A la fin des années 1950, plus qu’un groupe organisé, les libertaires au sein de FO représentent un milieu, constitué de sensibilités et d’individualités, dont les liens avec le milieu anarchiste politique sont de surcroît très lâches, du fait de la crise qui s’y développe. C’est un milieu qui se limite à quelques dizaines d’individus, vivant en relative porosité avec l’appareil syndical, en particulier au niveau des UD qui constituent leurs places fortes, avec la prédominance de l’Ouest pour les implantations géographiques et une influence non négligeable dans quelques fédérations (métallurgie ou PTT). Les motions qu’ils soutiennent représentent entre 10 et 20% des voix aux congrès. Malgré l’échec des tentatives de regroupement, ces militants s’unifient autour de quelques valeurs fédératrices, dont l’anticommunisme virulent40, encore renforcé par l’arrivée des militants provenant de la CNT au fil des années 50. Anticommunisme qui amènera d’ailleurs le dirigeant confédéral minoritaire, certes socialiste, A. Lafond41 à s’aligner sur les positions favorables à l’Algérie française durant la guerre algérienne42 ou Louis Mercier Véga à participer pleinement aux activités du Congrès pour la liberté de la culture43. Cette proximité idéologique avec le courant majoritaire se redouble d’une fréquentation des mêmes lieux d’imprégnation culturelle que sont les milieux laïques44 ou la franc-maçonnerie.
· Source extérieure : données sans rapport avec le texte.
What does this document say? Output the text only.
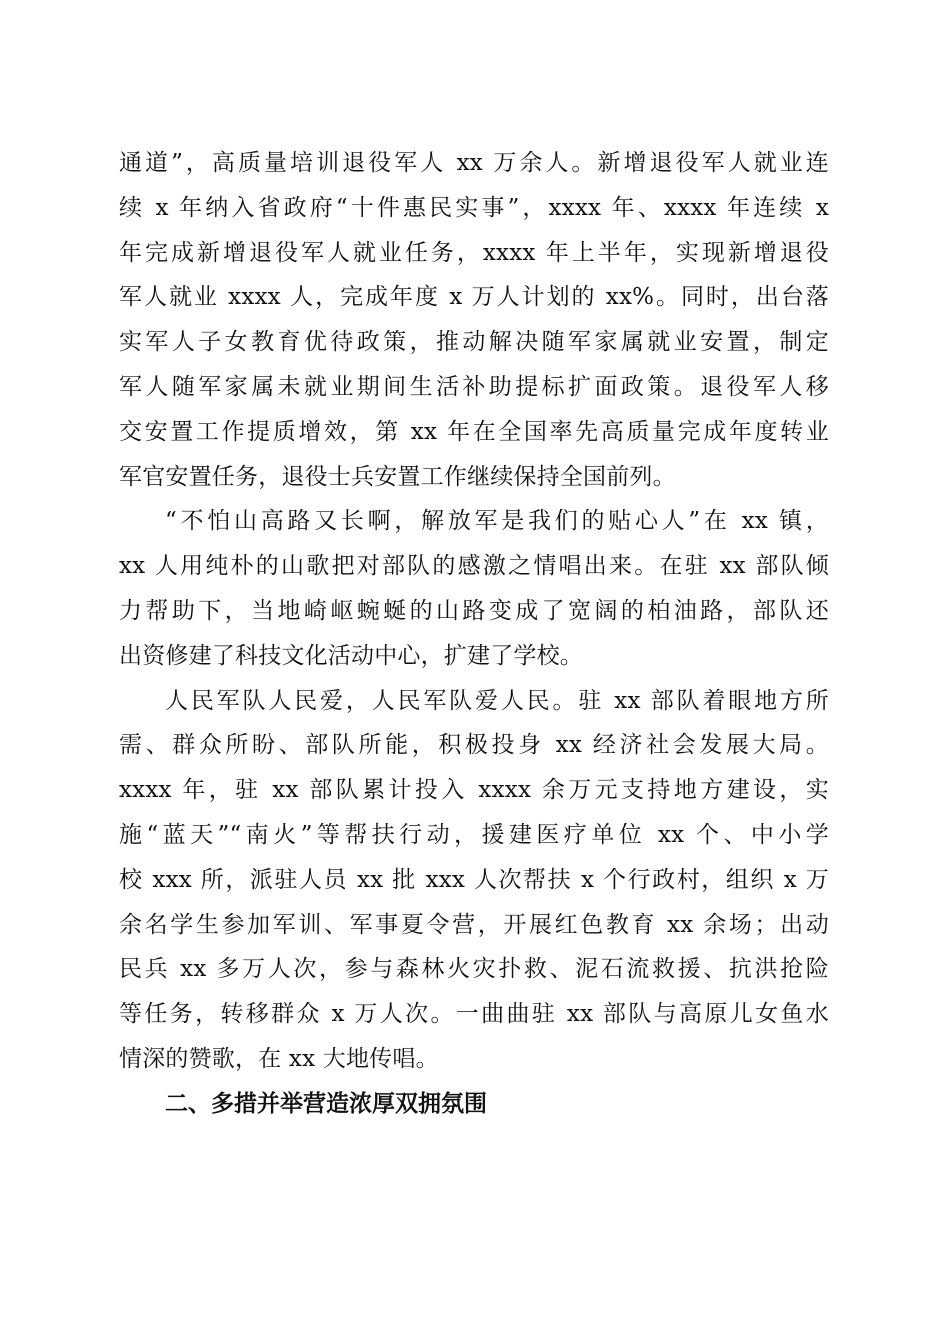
通道”，高质量培训退役军人 xx 万余人。新增退役军人就业连
续 x 年纳入省政府“十件惠民实事”，xxxx 年、xxxx 年连续 x
年完成新增退役军人就业任务，xxxx 年上半年，实现新增退役
军人就业 xxxx 人，完成年度 x 万人计划的 xx%。同时，出台落
实军人子女教育优待政策，推动解决随军家属就业安置，制定
军人随军家属未就业期间生活补助提标扩面政策。退役军人移
交安置工作提质增效，第 xx 年在全国率先高质量完成年度转业
军官安置任务，退役士兵安置工作继续保持全国前列。
“不怕山高路又长啊，解放军是我们的贴心人”在 xx 镇，
xx 人用纯朴的山歌把对部队的感激之情唱出来。在驻 xx 部队倾
力帮助下，当地崎岖蜿蜒的山路变成了宽阔的柏油路，部队还
出资修建了科技文化活动中心，扩建了学校。
人民军队人民爱，人民军队爱人民。驻 xx 部队着眼地方所
需、群众所盼、部队所能，积极投身 xx 经济社会发展大局。
xxxx 年，驻 xx 部队累计投入 xxxx 余万元支持地方建设，实
施“蓝天”“南火”等帮扶行动，援建医疗单位 xx 个、中小学
校 xxx 所，派驻人员 xx 批 xxx 人次帮扶 x 个行政村，组织 x 万
余名学生参加军训、军事夏令营，开展红色教育 xx 余场；出动
民兵 xx 多万人次，参与森林火灾扑救、泥石流救援、抗洪抢险
等任务，转移群众 x 万人次。一曲曲驻 xx 部队与高原儿女鱼水
情深的赞歌，在 xx 大地传唱。
二、多措并举营造浓厚双拥氛围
Avec les années 60 débute une nouvelle étape de l’action anarchiste dans FO.
De la création de l’UAS au référendum de 1969
Avec l’échec de l’expérience du CLADO, la situation du courant libertaire par rapport au syndicalisme va se simplifier considérablement durant la décennie qui s’ouvre (et au-delà). En effet, autour d’Alexandre Hébert, un groupe de militants syndicaux de différents horizons (CGT45, FEN46 et FO) vont se regrouper derrière une nouvelle publication, L’Anarcho-syndicaliste47. Comme on le constate, au départ, le groupe qui se rassemble n’est pas lié à proprement parler à l’action dans FO. Dans les faits, au fil des années 60, les anarchistes des autres centrales n’auront pas de rôle important (pour ceux de la tendance EE de la FEN) ou seront peu à peu écartés de la CGT, avec les autres révolutionnaires (notamment trotskystes) qui s’opposent à la direction communiste48. La revue publie son premier numéro en 1959 et paraît toujours actuellement49. L’Anarcho-syndicaliste est l’organe de l’Union des Anarcho-syndicalistes (UAS), dont les statuts précisent le caractère élitaire : Les présents statuts « ne s’appliquent pas à une organisation de masse regroupant différentes tendances du mouvement ouvrier, mais à l’organisation d’une minorité anarchiste, dont l’objectif est davantage dans la précision de pensée, garantie d’efficacité, que l’unité équivoque d’un grand nombre »50.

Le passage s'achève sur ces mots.